A recent report from the Investor Responsibility Research Center Institute (IRRCi) ranking the climate orientation of the boards of the top 25 U.S. electric utilities on Climate Change, Corporate Governance, and Politics indicated that The Southern Company lags behind its peers, especially as it relates to political spending and lobbying. As You Sow has also filed a shareholder proposal on Carbon Asset Risk, Item 10 on the proxy, with more information available here. Investors are encouraged to support both of these resolutions on Wednesday May 25th at Southern Company.
Sister Patricia Daly to ExxonMobil: Get on board with Paris goals (Responsible Investor)
From Responsible Investor (link)
Shareholders are encouraged to support the ‘moral imperative’ resolution on May 25
by Sister Patricia Daly | May 10th, 2016
Will climate change impact everyone the same way? What will happen to low-lying populations and vulnerable peoples if warming exceeds 2°C? Are these impacts fair? Mitigating climate change has been called the moral imperative of our generation. But what is our role as responsible investors to address this challenge?

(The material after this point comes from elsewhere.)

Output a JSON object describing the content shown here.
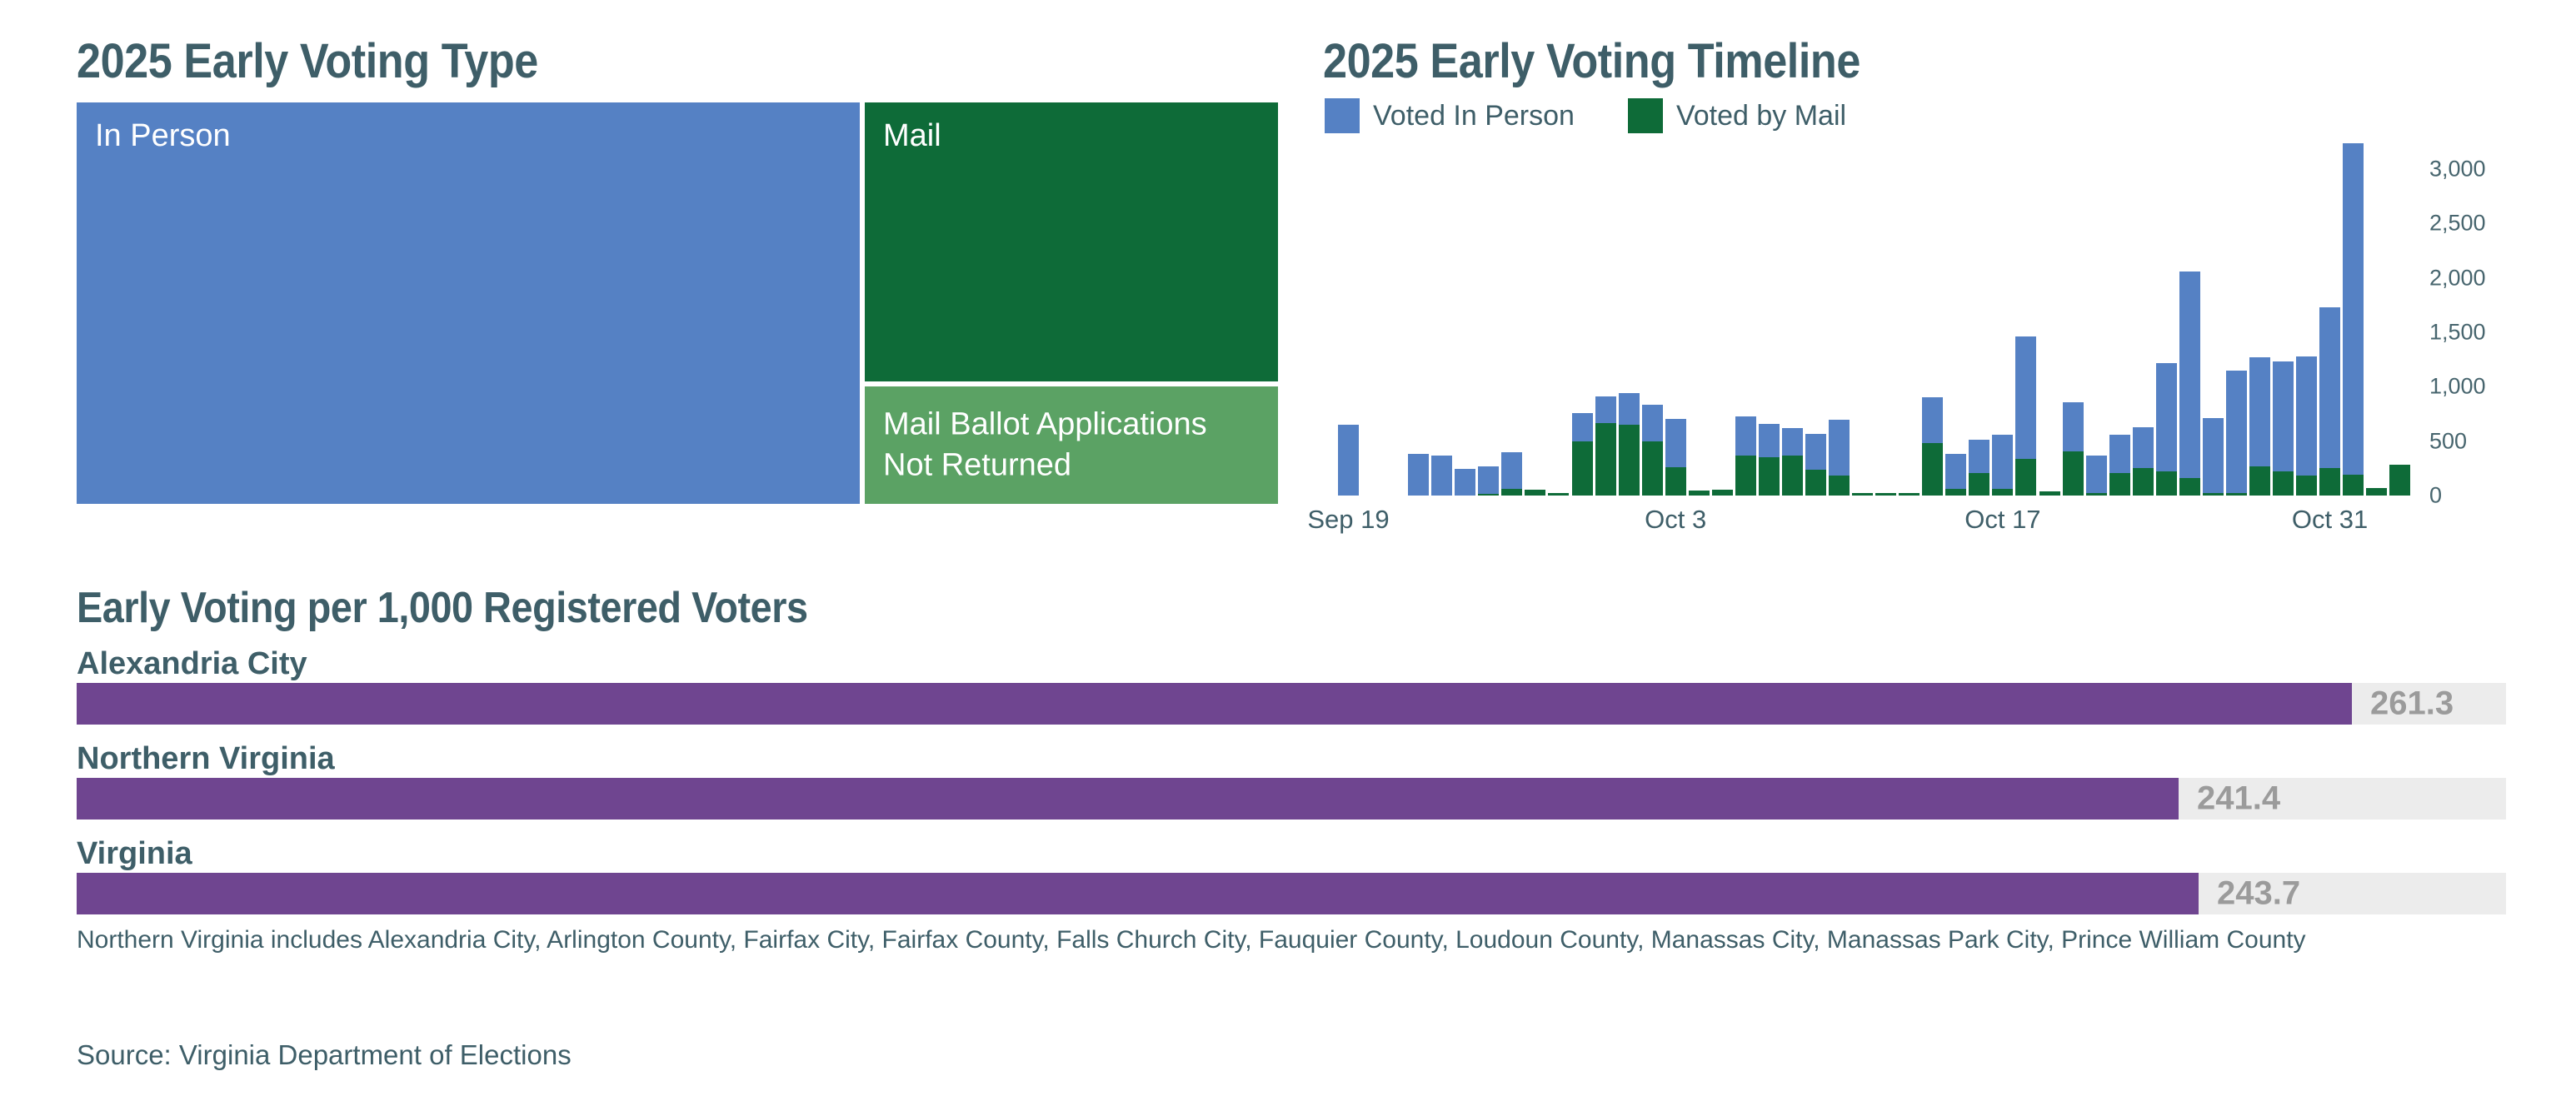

Amid this new moment, with Pope Francis’ encyclical Laudato Si’ presenting a framework for our coexistence with the planet, stating that “the climate is a common good, belonging to all and meant for all,” and the Paris Agreement providing a goal of limiting warming to 2°C or less for the global community to work toward, ExxonMobil investors put the question before the company – must you acknowledge the moral imperative to limit warming to 2°C? Must you recognize this global goal to protect our planet and the people living on it? On May 25th, shareholders of ExxonMobil will have the opportunity to call on their company to join the rest of the world in acknowledging the imperative to keep warming to safe levels by supporting Item 11 on the proxy.
This resolution has striking applicability to ExxonMobil. This is even more appropriate this year amid questions of Exxon’s liability, or at least poor integrity, related to its knowledge about the climate impacts of its core business practices. ExxonMobil is the subject of investigations from multiple state Attorneys General for poor disclosure to investors and the public on what it knew about climate change, and is facing intense public scrutiny for its role in interfering with climate action. This is not only historic action: even in 2015, ExxonMobil spent $27million on staff, communications, lobbying, and trade associations to undermine policy action on climate change. This strategy has succeeded in keeping the policy agenda on climate change stalled for decades.